How to deal with a snoring partner

Snoring is an anatomical and physical issue, not an emotional one.

How to deal with a snoring partner

This includes making the non-snoring spouse’s sleep quality a priority.

If you’re not sleeping well, you’re not thinking straight, which can compound the negative emotions that can arise when snoring is a nightly disturbance.

Focusing on the physical and logistical aspects of snoring keeps the non-snoring partner from taking the behaviour personally, and stops the snoring partner from feeling that their night noises are a personal failure.

How do you cope with a partner who snores? Particularly when you both work and you need a good night sleep. Well, not to worry, without sending a dime, you can make your partner overcome snoring.

Find below some tips to help reduce snoring:

  • Change your pillows

People with allergies are most likely to be snorers, as their nasal passages regularly get congested. To eliminate this, and decrease the severity or likelihood of snoring, dust the house and rooms regularly and replace your pillows every six months. It has also been recommended that you elevate your head by sleeping on a thicker pillow. This will help open up your airways.

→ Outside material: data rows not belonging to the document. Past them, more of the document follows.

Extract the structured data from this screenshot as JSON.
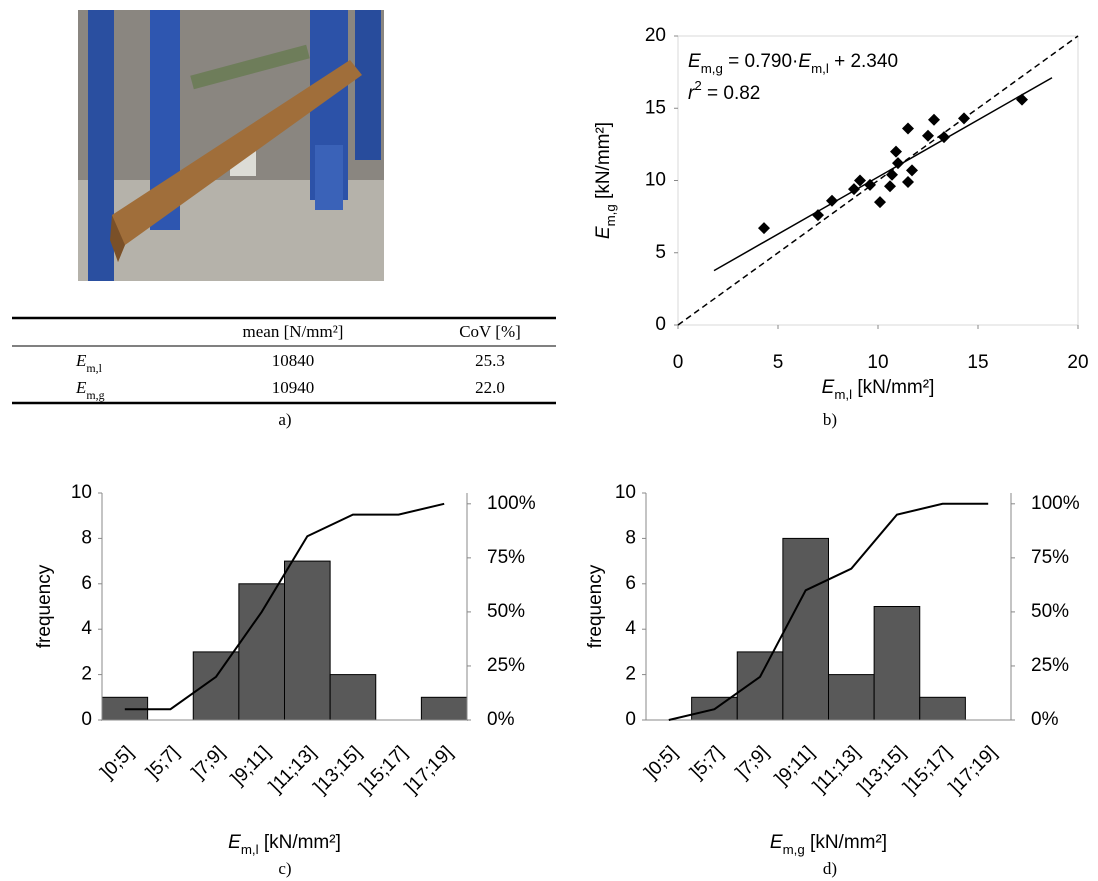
{
  "figure": {
    "panels": [
      "a)",
      "b)",
      "c)",
      "d)"
    ],
    "table": {
      "header": [
        "mean [N/mm²]",
        "CoV [%]"
      ],
      "rows": [
        {
          "symbol": "E",
          "subscript": "m,l",
          "cells": [
            "10840",
            "25.3"
          ]
        },
        {
          "symbol": "E",
          "subscript": "m,g",
          "cells": [
            "10940",
            "22.0"
          ]
        }
      ]
    }
  },
  "chart_data": [
    {
      "type": "scatter",
      "x": [
        4.3,
        7.0,
        7.7,
        8.8,
        9.1,
        9.6,
        10.1,
        10.6,
        10.7,
        10.9,
        11.0,
        11.5,
        11.5,
        11.7,
        12.5,
        12.8,
        13.3,
        14.3,
        17.2
      ],
      "values": [
        6.7,
        7.6,
        8.6,
        9.4,
        10.0,
        9.7,
        8.5,
        9.6,
        10.4,
        12.0,
        11.2,
        13.6,
        9.9,
        10.7,
        13.1,
        14.2,
        13.0,
        14.3,
        15.6
      ],
      "color": "#000000",
      "marker": "diamond",
      "xlim": [
        0,
        20
      ],
      "ylim": [
        0,
        20
      ],
      "xticks": [
        0,
        5,
        10,
        15,
        20
      ],
      "yticks": [
        0,
        5,
        10,
        15,
        20
      ],
      "xlabel": [
        {
          "text": "E",
          "style": "italic"
        },
        {
          "text": "m,l",
          "style": "sub"
        },
        {
          "text": " [kN/mm²]"
        }
      ],
      "ylabel": [
        {
          "text": "E",
          "style": "italic"
        },
        {
          "text": "m,g",
          "style": "sub"
        },
        {
          "text": " [kN/mm²]"
        }
      ],
      "annotations": [
        [
          {
            "text": "E",
            "style": "italic"
          },
          {
            "text": "m,g",
            "style": "sub"
          },
          {
            "text": " = 0.790·"
          },
          {
            "text": "E",
            "style": "italic"
          },
          {
            "text": "m,l",
            "style": "sub"
          },
          {
            "text": " + 2.340"
          }
        ],
        [
          {
            "text": "r",
            "style": "italic"
          },
          {
            "text": "2",
            "style": "sup"
          },
          {
            "text": " = 0.82"
          }
        ]
      ],
      "fit": {
        "slope": 0.79,
        "intercept": 2.34,
        "x": [
          1.8,
          18.7
        ]
      },
      "reference_line": "dashed"
    },
    {
      "type": "histogram",
      "categories": [
        "]0;5]",
        "]5;7]",
        "]7;9]",
        "]9;11]",
        "]11;13]",
        "]13;15]",
        "]15;17]",
        "]17;19]"
      ],
      "values": [
        1,
        0,
        3,
        6,
        7,
        2,
        0,
        1
      ],
      "color": "#595959",
      "ylim": [
        0,
        10
      ],
      "yticks": [
        0,
        2,
        4,
        6,
        8,
        10
      ],
      "ylabel": "frequency",
      "xlabel": [
        {
          "text": "E",
          "style": "italic"
        },
        {
          "text": "m,l",
          "style": "sub"
        },
        {
          "text": " [kN/mm²]"
        }
      ],
      "series": [
        {
          "color": "#000000",
          "axis": "y2",
          "values": [
            5,
            5,
            20,
            50,
            85,
            95,
            95,
            100
          ]
        }
      ],
      "y2lim": [
        0,
        105
      ],
      "y2ticks": [
        {
          "value": 0,
          "label": "0%"
        },
        {
          "value": 25,
          "label": "25%"
        },
        {
          "value": 50,
          "label": "50%"
        },
        {
          "value": 75,
          "label": "75%"
        },
        {
          "value": 100,
          "label": "100%"
        }
      ]
    },
    {
      "type": "histogram",
      "categories": [
        "]0;5]",
        "]5;7]",
        "]7;9]",
        "]9;11]",
        "]11;13]",
        "]13;15]",
        "]15;17]",
        "]17;19]"
      ],
      "values": [
        0,
        1,
        3,
        8,
        2,
        5,
        1,
        0
      ],
      "color": "#595959",
      "ylim": [
        0,
        10
      ],
      "yticks": [
        0,
        2,
        4,
        6,
        8,
        10
      ],
      "ylabel": "frequency",
      "xlabel": [
        {
          "text": "E",
          "style": "italic"
        },
        {
          "text": "m,g",
          "style": "sub"
        },
        {
          "text": " [kN/mm²]"
        }
      ],
      "series": [
        {
          "color": "#000000",
          "axis": "y2",
          "values": [
            0,
            5,
            20,
            60,
            70,
            95,
            100,
            100
          ]
        }
      ],
      "y2lim": [
        0,
        105
      ],
      "y2ticks": [
        {
          "value": 0,
          "label": "0%"
        },
        {
          "value": 25,
          "label": "25%"
        },
        {
          "value": 50,
          "label": "50%"
        },
        {
          "value": 75,
          "label": "75%"
        },
        {
          "value": 100,
          "label": "100%"
        }
      ]
    }
  ]
}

  • Make them sleep on their side

Lying on your back makes the base of your tongue collapse to the back wall of your throat, often causing the snoring sound. Gently roll your partner over on to their side, and place some pillows snugly against their back to make sure they don’t revert to their previous position.

  • Get your partner to shower before going to bed

Snoring happens when nasal passages are congested. One way to free up your sinuses is to take a long, hot shower and breathe in the steam. Another method is to breathe in steam from a cup of boiling salt water, this has been said to work wonders.

  • Advise them to avoid alcohol before bed

Your whole body relaxes during sleep, but drinking alcohol can relax your muscles even further, which is not a good thing. When your throat muscles relax too much, your tongue falls backwards into the airway, causing you to snore. Also, stay away from sleeping pills and cough syrups as they too relax your airways causing you to snore.

  • See a doctor

Snoring could be a sign of a major health challenge. Snoring and sleep apnea have been linked to cardiovascular problems such as high blood pressure and coronary artery disease and this increases the risk for heart attack. It’s advisable you see a doctor.

  • Be understanding

It can be frustrating trying to fall asleep when someone’s snoring or to be woken by the sound. But getting angry can often worsen the struggle to get to sleep. Try to keep calm and tune out, rather than focusing on how irritated you are.